Cigarette smoke and other odours can be an instant turnoff, according to Ottawa real-estate broker Roch St-Georges.
“With some buyers, if we open the door and they smell smoke, they take a few steps backward and we leave,” St. Georges says. “They don’t even want to go upstairs and check it out. We close the door and go right to the next house.”
Nearly 90 per cent of real-estate agents said it’s harder to sell a home where the owners have smoked, according to the Pfizer survey. More than half of respondents (56 per cent) said most buyers are less likely to buy a home where people have smoked, while 27 per cent said most buyers are actually unwilling to buy a home where people have smoked.

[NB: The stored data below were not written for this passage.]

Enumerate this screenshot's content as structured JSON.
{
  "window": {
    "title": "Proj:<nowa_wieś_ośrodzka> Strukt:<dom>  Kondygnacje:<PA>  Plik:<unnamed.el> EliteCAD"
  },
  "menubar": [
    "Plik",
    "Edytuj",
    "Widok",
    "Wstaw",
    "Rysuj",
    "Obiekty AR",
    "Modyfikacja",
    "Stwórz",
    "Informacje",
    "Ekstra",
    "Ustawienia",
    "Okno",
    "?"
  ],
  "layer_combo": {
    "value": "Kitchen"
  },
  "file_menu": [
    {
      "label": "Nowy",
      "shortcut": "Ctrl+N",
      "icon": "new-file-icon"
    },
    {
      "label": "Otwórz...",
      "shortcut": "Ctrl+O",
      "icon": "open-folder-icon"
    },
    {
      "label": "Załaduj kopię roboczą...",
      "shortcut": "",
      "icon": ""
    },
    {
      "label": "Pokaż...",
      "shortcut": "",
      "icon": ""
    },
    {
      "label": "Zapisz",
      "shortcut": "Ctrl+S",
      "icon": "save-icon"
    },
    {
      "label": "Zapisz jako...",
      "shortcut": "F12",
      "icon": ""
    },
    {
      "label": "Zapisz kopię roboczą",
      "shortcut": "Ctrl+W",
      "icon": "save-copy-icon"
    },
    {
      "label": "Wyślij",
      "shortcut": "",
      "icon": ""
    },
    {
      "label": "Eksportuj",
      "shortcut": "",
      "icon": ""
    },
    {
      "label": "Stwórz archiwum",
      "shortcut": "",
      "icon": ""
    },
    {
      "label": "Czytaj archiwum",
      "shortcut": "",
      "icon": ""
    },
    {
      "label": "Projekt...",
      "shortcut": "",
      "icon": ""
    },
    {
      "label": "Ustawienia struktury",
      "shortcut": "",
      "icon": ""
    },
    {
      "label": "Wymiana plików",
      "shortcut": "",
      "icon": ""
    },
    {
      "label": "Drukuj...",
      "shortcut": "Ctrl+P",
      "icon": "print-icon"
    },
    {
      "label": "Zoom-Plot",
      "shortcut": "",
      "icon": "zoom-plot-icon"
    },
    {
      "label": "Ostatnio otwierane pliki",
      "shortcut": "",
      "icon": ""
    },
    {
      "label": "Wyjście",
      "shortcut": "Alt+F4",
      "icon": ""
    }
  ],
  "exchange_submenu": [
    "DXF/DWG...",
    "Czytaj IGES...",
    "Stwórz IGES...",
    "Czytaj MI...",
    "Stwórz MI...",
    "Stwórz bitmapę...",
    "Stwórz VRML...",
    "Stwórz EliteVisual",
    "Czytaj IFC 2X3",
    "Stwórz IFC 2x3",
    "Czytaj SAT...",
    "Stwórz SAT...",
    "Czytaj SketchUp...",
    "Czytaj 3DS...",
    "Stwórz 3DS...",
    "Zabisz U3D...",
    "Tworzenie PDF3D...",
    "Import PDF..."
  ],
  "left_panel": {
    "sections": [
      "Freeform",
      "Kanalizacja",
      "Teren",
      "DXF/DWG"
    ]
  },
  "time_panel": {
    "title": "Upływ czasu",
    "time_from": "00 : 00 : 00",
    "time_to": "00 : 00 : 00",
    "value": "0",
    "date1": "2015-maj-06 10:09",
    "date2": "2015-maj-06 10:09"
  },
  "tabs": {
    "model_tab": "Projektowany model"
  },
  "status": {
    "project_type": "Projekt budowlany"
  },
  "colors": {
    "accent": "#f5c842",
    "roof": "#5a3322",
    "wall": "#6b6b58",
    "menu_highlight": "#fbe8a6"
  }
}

Not everyone is put off by certain stinks, though. St. Georges just sold a house that smelled of a combination of pot and pet urine.

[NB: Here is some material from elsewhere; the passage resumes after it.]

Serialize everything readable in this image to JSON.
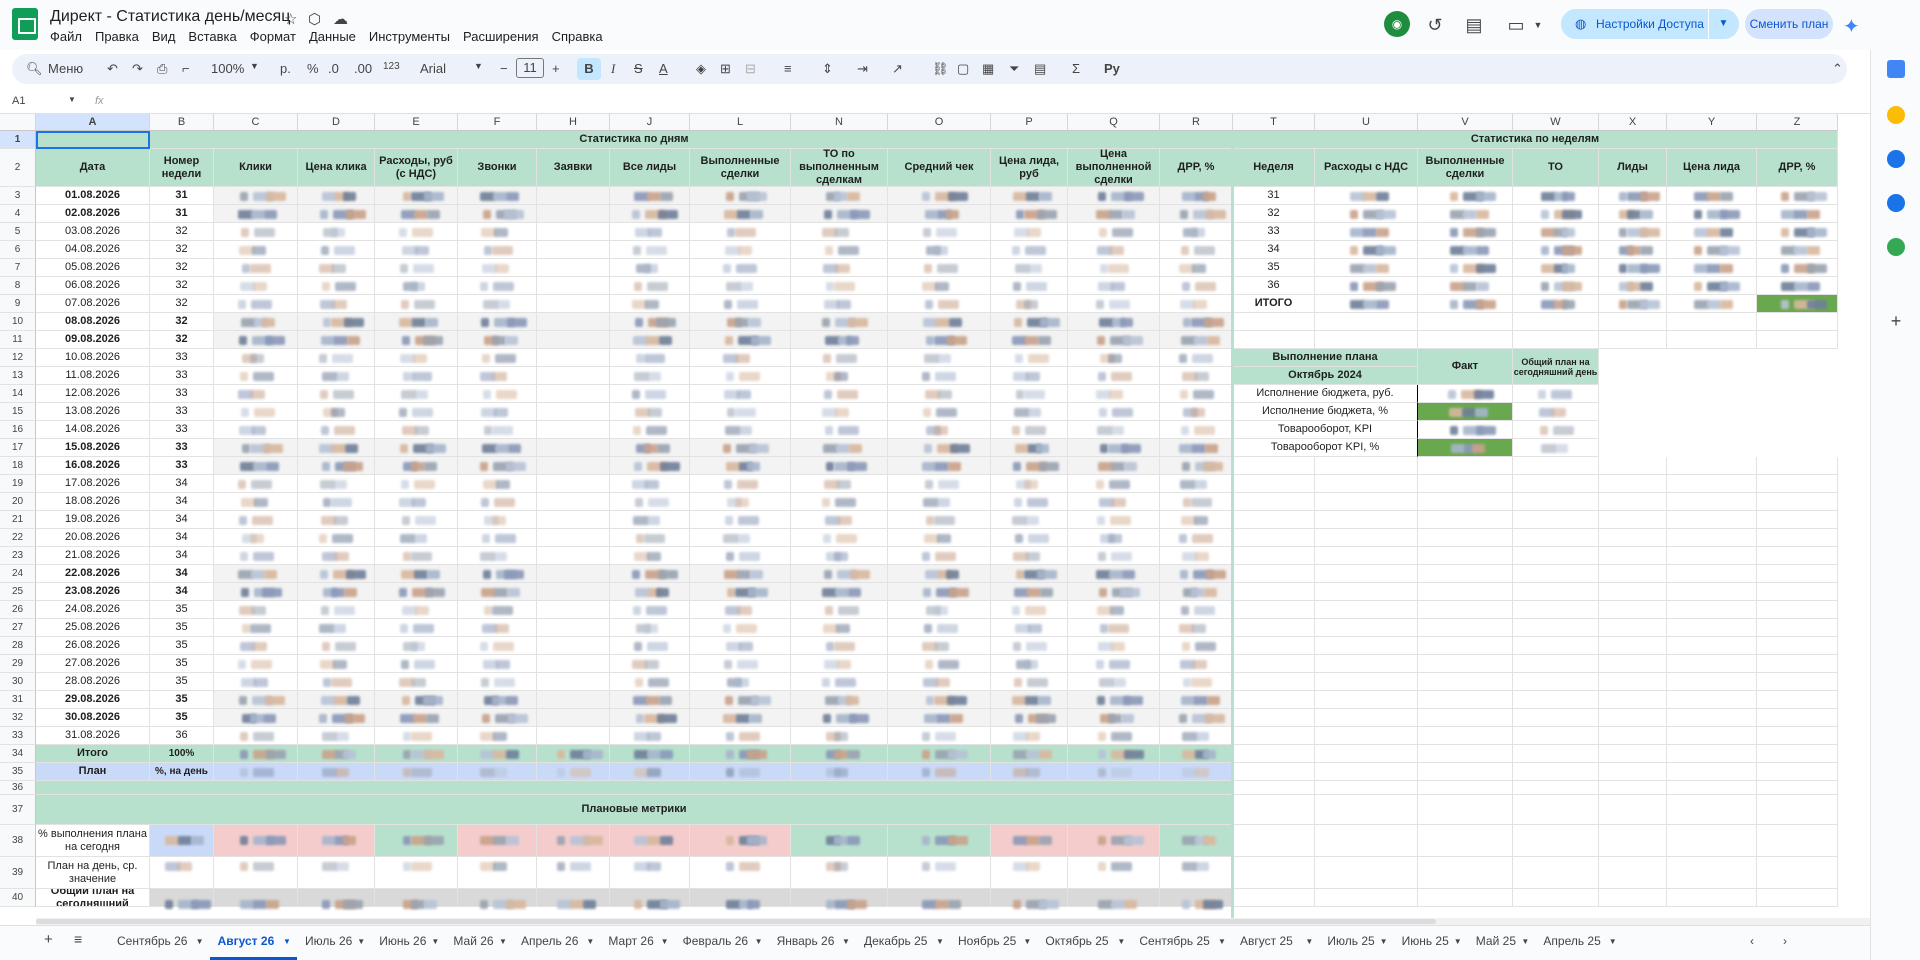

“There was a pretty strong marijuana smell, and also the dogs had just peed on the floor,” he says. “It wouldn’t have pleased everybody, but my buyers were okay with it. They smoke [marijuana] too.”
If you’re thinking resale, St. Georges suggests not lighting up in your living room.
“When you’re showing your place [to prospective buyers], you hide your toothbrushes, take things off the shelf, and pick up toys lying around on the floor, but [the smell of ] smoking isn’t something you can really get rid of,” St. Georges says. “You can only bake so many apple pies to try to get rid of the smell. The best thing to do is go outside and smoke.”
Interior designer McLeod, meanwhile, explains how he and Johnson got rid of the evidence of decades of cigarette smoking. “We used 40 gallons of Benjamin Moore antifungal oil-based primer-sealer to kill the odour, but not until everything had been washed many, many times with T.S.P. It was dreadful. I don’t even really like to think about it.”